“My primary goal as a professor is to be an effective teacher,” says Professor James Diehm
, adding, “I would like to do what I can to prepare our students to become good lawyers by educating them not only about the subject matter, but also about the importance of integrity and professionalism.”
Professor Diehm arrived at Widener Law’s Delaware campus in September of 1987 after a long career as a practicing attorney, including serving as the Presidentially-appointed United States Attorney for the District of the Virgin Islands from 1983 to 1987. He taught at the Delaware campus for two years before moving to the Harrisburg campus when it opened in 1989.
Chosen for the Outstanding Faculty Award by the graduating class of the Harrisburg campus seven separate times, Professor Diehm has been cited for several teaching honors, including the Widener University Lindback Foundation Award for distinguished Teaching in 1999 and the Law School Alumni Oustanding Professor for 2000-2001 and 2002-2003. The appreciation is mutual, as he takes great pride in the accomplishments of his students, observing, “It is rewarding and gratifying to hear about students who have been successful in their professional, as well as their personal, lives.”

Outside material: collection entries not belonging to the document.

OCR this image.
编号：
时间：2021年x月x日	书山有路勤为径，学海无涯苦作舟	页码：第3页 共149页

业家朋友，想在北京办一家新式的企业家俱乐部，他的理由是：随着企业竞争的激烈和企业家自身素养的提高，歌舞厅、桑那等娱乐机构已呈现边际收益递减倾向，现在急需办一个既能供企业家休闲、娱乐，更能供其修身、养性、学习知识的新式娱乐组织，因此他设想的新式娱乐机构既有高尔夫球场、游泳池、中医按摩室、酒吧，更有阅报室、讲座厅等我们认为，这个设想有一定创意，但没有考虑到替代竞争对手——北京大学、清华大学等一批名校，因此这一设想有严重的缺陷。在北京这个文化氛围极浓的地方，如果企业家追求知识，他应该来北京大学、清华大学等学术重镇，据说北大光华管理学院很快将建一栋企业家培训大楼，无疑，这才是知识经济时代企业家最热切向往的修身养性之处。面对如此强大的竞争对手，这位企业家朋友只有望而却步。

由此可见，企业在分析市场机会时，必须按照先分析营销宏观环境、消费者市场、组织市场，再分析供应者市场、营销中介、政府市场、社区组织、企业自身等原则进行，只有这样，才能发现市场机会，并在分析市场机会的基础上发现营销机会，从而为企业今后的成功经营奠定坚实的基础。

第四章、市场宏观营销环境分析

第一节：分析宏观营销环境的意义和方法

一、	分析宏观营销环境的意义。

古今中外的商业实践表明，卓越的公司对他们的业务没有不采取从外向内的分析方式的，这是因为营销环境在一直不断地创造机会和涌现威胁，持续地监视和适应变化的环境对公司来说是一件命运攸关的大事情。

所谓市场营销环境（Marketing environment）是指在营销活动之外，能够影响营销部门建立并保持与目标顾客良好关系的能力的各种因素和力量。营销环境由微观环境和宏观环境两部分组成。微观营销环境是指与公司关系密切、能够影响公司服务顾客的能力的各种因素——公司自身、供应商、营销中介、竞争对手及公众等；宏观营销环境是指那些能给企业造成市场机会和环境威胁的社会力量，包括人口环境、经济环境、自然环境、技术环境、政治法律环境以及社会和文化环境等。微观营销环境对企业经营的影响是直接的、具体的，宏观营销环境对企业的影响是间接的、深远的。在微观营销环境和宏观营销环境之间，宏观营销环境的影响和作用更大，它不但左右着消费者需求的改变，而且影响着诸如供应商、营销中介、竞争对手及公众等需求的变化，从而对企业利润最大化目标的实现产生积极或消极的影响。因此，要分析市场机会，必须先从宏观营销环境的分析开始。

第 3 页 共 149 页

Years of professional experience as an Assistant United States Attorney for the District of Columbia, an Assistant Attorney General for the United States Virgin Islands, and as an Associate and Partner for Isherwood, Hunter and Diehm offer Professor Diehm an understanding of the challenges students will face as professional lawyers. “It is my hope that, as a result of my almost twenty years experience in the practice of law, I can assist students in making career choices that will lead to their professional success and fulfillment,” he says.
While teaching has been Professor Diehm’s primary passion since joining Widener Law’s faculty, he has still found time for public service. “In 1997, I was sent by the United States Department of Justice and the American Bar Association on a three month mission to Russia and Ukraine to start the Criminal Law Reform Project in Ukraine,” he notes proudly. He has also served as a lecturer and an instructor at the Attorney General's Advocacy Institute of the United States Department of Justice, taught a course in Comparative Criminal Procedure at Widener's summer program in Geneva, Switzerland four times, and written numerous articles. “I would be pleased if my scholarship could, in some way, contribute to the development and understanding of the law,” explains Professor Diehm. The example he sets for his students, however, is undeniable.